This is the mail archive of the
gcc-patches@gcc.gnu.org
mailing list for the GCC project.
Re: [RFA:] toplevel Makefile.in: In EXTRA_TARGET_FLAGS, passRANLIB_FOR_TARGET not RANLIB.
- To: hp at bitrange dot com
- Subject: Re: [RFA:] toplevel Makefile.in: In EXTRA_TARGET_FLAGS, passRANLIB_FOR_TARGET not RANLIB.
- From: DJ Delorie <dj at redhat dot com>
- Date: Sat, 11 Aug 2001 16:07:42 -0400
- CC: gcc-patches at gcc dot gnu dot org
- References: <Pine.BSF.4.30.0108091859350.61771-100000@dair.pair.com>
> Why special-case RANLIB as not using RANLIB_FOR_TARGET here
There are two issues:
1. Why is RANLIB special, needing the echo/sed?
2. Why isn't RANLIB_FOR_TARGET used?
I've explained what the echo/sed code does. RANLIB is one of those
commands that is sometimes there and sometimes not; that might be why
it alone has that code (especially when a host/target combo has one
with and one without). Needless, we shouldn't remove it without first
understanding the circumstances that led to it being there.

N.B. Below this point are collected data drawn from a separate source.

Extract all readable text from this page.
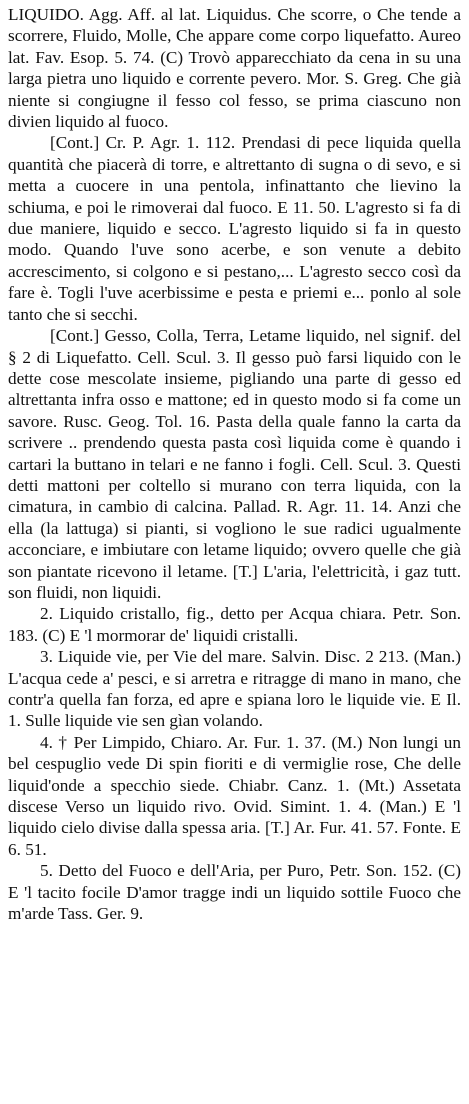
LIQUIDO. Agg. Aff. al lat. Liquidus. Che scorre, o Che tende a scorrere, Fluido, Molle, Che appare come corpo liquefatto. Aureo lat. Fav. Esop. 5. 74. (C) Trovò apparecchiato da cena in su una larga pietra uno liquido e corrente pevero. Mor. S. Greg. Che già niente si congiugne il fesso col fesso, se prima ciascuno non divien liquido al fuoco.

[Cont.] Cr. P. Agr. 1. 112. Prendasi di pece liquida quella quantità che piacerà di torre, e altrettanto di sugna o di sevo, e si metta a cuocere in una pentola, infinattanto che lievino la schiuma, e poi le rimoverai dal fuoco. E 11. 50. L'agresto si fa di due maniere, liquido e secco. L'agresto liquido si fa in questo modo. Quando l'uve sono acerbe, e son venute a debito accrescimento, si colgono e si pestano,... L'agresto secco così da fare è. Togli l'uve acerbissime e pesta e priemi e... ponlo al sole tanto che si secchi.

[Cont.] Gesso, Colla, Terra, Letame liquido, nel signif. del § 2 di Liquefatto. Cell. Scul. 3. Il gesso può farsi liquido con le dette cose mescolate insieme, pigliando una parte di gesso ed altrettanta infra osso e mattone; ed in questo modo si fa come un savore. Rusc. Geog. Tol. 16. Pasta della quale fanno la carta da scrivere .. prendendo questa pasta così liquida come è quando i cartari la buttano in telari e ne fanno i fogli. Cell. Scul. 3. Questi detti mattoni per coltello si murano con terra liquida, con la cimatura, in cambio di calcina. Pallad. R. Agr. 11. 14. Anzi che ella (la lattuga) si pianti, si vogliono le sue radici ugualmente acconciare, e imbiutare con letame liquido; ovvero quelle che già son piantate ricevono il letame. [T.] L'aria, l'elettricità, i gaz tutt. son fluidi, non liquidi.

2. Liquido cristallo, fig., detto per Acqua chiara. Petr. Son. 183. (C) E 'l mormorar de' liquidi cristalli.

3. Liquide vie, per Vie del mare. Salvin. Disc. 2 213. (Man.) L'acqua cede a' pesci, e si arretra e ritragge di mano in mano, che contr'a quella fan forza, ed apre e spiana loro le liquide vie. E Il. 1. Sulle liquide vie sen gìan volando.

4. † Per Limpido, Chiaro. Ar. Fur. 1. 37. (M.) Non lungi un bel cespuglio vede Di spin fioriti e di vermiglie rose, Che delle liquid'onde a specchio siede. Chiabr. Canz. 1. (Mt.) Assetata discese Verso un liquido rivo. Ovid. Simint. 1. 4. (Man.) E 'l liquido cielo divise dalla spessa aria. [T.] Ar. Fur. 41. 57. Fonte. E 6. 51.

5. Detto del Fuoco e dell'Aria, per Puro, Petr. Son. 152. (C) E 'l tacito focile D'amor tragge indi un liquido sottile Fuoco che m'arde Tass. Ger. 9.
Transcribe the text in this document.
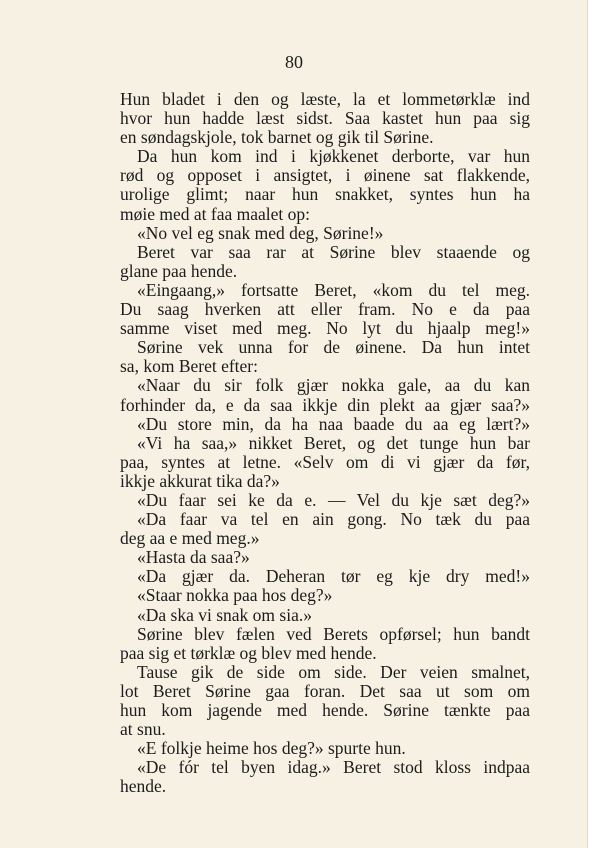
80

Hun bladet i den og læste, la et lommetørklæ ind
hvor hun hadde læst sidst. Saa kastet hun paa sig
en søndagskjole, tok barnet og gik til Sørine.
Da hun kom ind i kjøkkenet derborte, var hun
rød og opposet i ansigtet, i øinene sat flakkende,
urolige glimt; naar hun snakket, syntes hun ha
møie med at faa maalet op:
«No vel eg snak med deg, Sørine!»
Beret var saa rar at Sørine blev staaende og
glane paa hende.
«Eingaang,» fortsatte Beret, «kom du tel meg.
Du saag hverken att eller fram. No e da paa
samme viset med meg. No lyt du hjaalp meg!»
Sørine vek unna for de øinene. Da hun intet
sa, kom Beret efter:
«Naar du sir folk gjær nokka gale, aa du kan
forhinder da, e da saa ikkje din plekt aa gjær saa?»
«Du store min, da ha naa baade du aa eg lært?»
«Vi ha saa,» nikket Beret, og det tunge hun bar
paa, syntes at letne. «Selv om di vi gjær da før,
ikkje akkurat tika da?»
«Du faar sei ke da e. — Vel du kje sæt deg?»
«Da faar va tel en ain gong. No tæk du paa
deg aa e med meg.»
«Hasta da saa?»
«Da gjær da. Deheran tør eg kje dry med!»
«Staar nokka paa hos deg?»
«Da ska vi snak om sia.»
Sørine blev fælen ved Berets opførsel; hun bandt
paa sig et tørklæ og blev med hende.
Tause gik de side om side. Der veien smalnet,
lot Beret Sørine gaa foran. Det saa ut som om
hun kom jagende med hende. Sørine tænkte paa
at snu.
«E folkje heime hos deg?» spurte hun.
«De fór tel byen idag.» Beret stod kloss indpaa
hende.
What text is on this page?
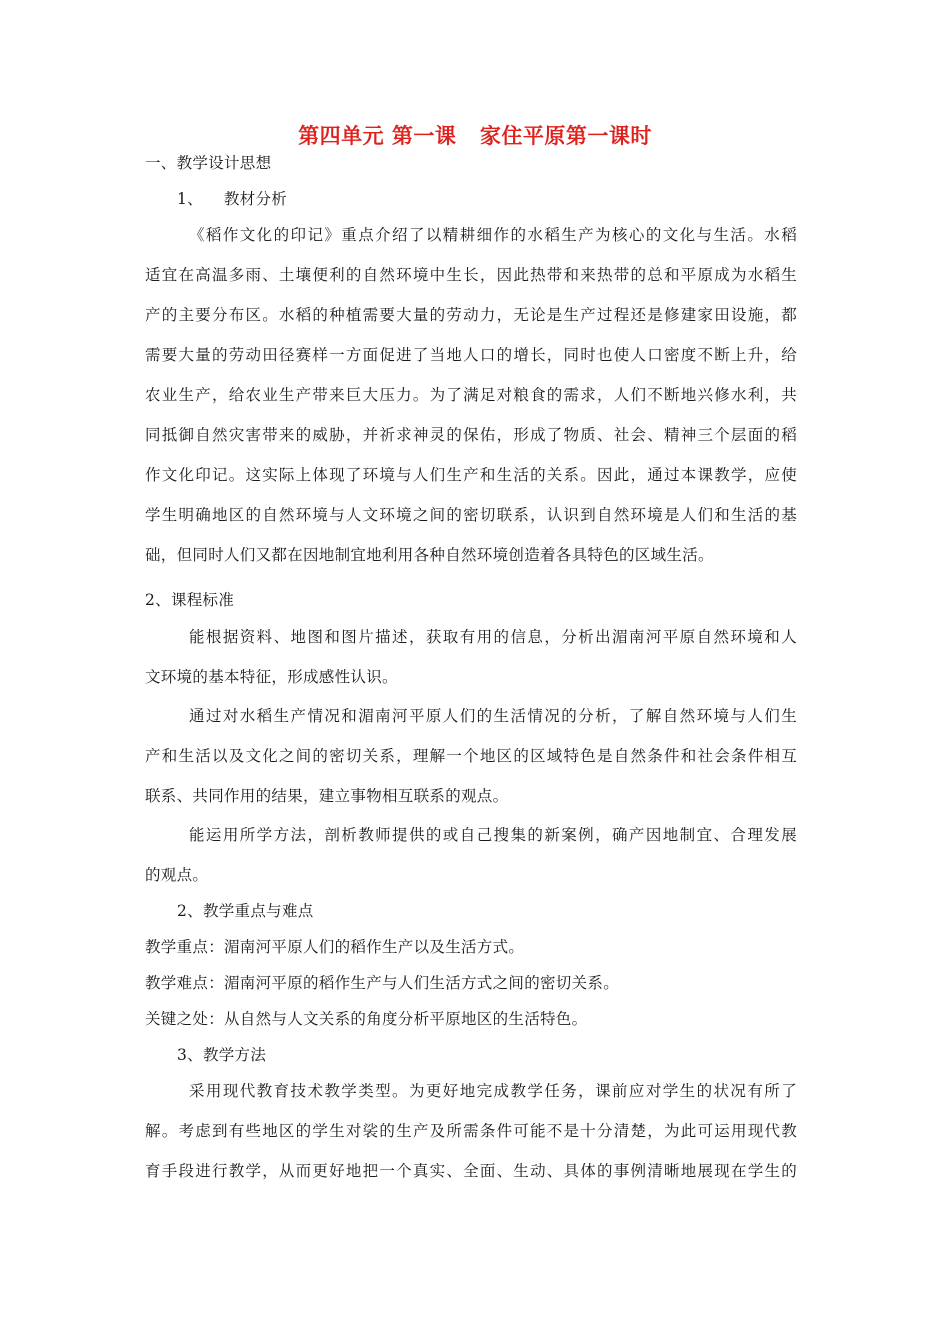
第四单元 第一课   家住平原第一课时
一、教学设计思想
1、    教材分析
《稻作文化的印记》重点介绍了以精耕细作的水稻生产为核心的文化与生活。水稻
适宜在高温多雨、土壤便利的自然环境中生长，因此热带和来热带的总和平原成为水稻生
产的主要分布区。水稻的种植需要大量的劳动力，无论是生产过程还是修建家田设施，都
需要大量的劳动田径赛样一方面促进了当地人口的增长，同时也使人口密度不断上升，给
农业生产，给农业生产带来巨大压力。为了满足对粮食的需求，人们不断地兴修水利，共
同抵御自然灾害带来的威胁，并祈求神灵的保佑，形成了物质、社会、精神三个层面的稻
作文化印记。这实际上体现了环境与人们生产和生活的关系。因此，通过本课教学，应使
学生明确地区的自然环境与人文环境之间的密切联系，认识到自然环境是人们和生活的基
础，但同时人们又都在因地制宜地利用各种自然环境创造着各具特色的区域生活。
2、课程标准
能根据资料、地图和图片描述，获取有用的信息，分析出湄南河平原自然环境和人
文环境的基本特征，形成感性认识。
通过对水稻生产情况和湄南河平原人们的生活情况的分析，了解自然环境与人们生
产和生活以及文化之间的密切关系，理解一个地区的区域特色是自然条件和社会条件相互
联系、共同作用的结果，建立事物相互联系的观点。
能运用所学方法，剖析教师提供的或自己搜集的新案例，确产因地制宜、合理发展
的观点。
2、教学重点与难点
教学重点：湄南河平原人们的稻作生产以及生活方式。
教学难点：湄南河平原的稻作生产与人们生活方式之间的密切关系。
关键之处：从自然与人文关系的角度分析平原地区的生活特色。
3、教学方法
采用现代教育技术教学类型。为更好地完成教学任务，课前应对学生的状况有所了
解。考虑到有些地区的学生对裟的生产及所需条件可能不是十分清楚，为此可运用现代教
育手段进行教学，从而更好地把一个真实、全面、生动、具体的事例清晰地展现在学生的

As for the second, it seems to me that RANLIB_FOR_TARGET would make more
sense, until you look at the definition of that:
RANLIB_FOR_TARGET = ` \
if [ -f $$r/binutils/ranlib ] ; then \
echo $$r/binutils/ranlib ; \
else \
if [ "$(host_canonical)" = "$(target_canonical)" ] ; then \
if [ x"$(RANLIB)" != x ]; then \
echo $(RANLIB); \
else \
echo ranlib; \
fi; \
else \
t='$(program_transform_name)'; echo ranlib | sed -e 's/x/x/' $$t ; \
fi; \
fi`
It would be pointless to test that for being empty, because it never
would be. That would defeat the purpose of the echo/sed code.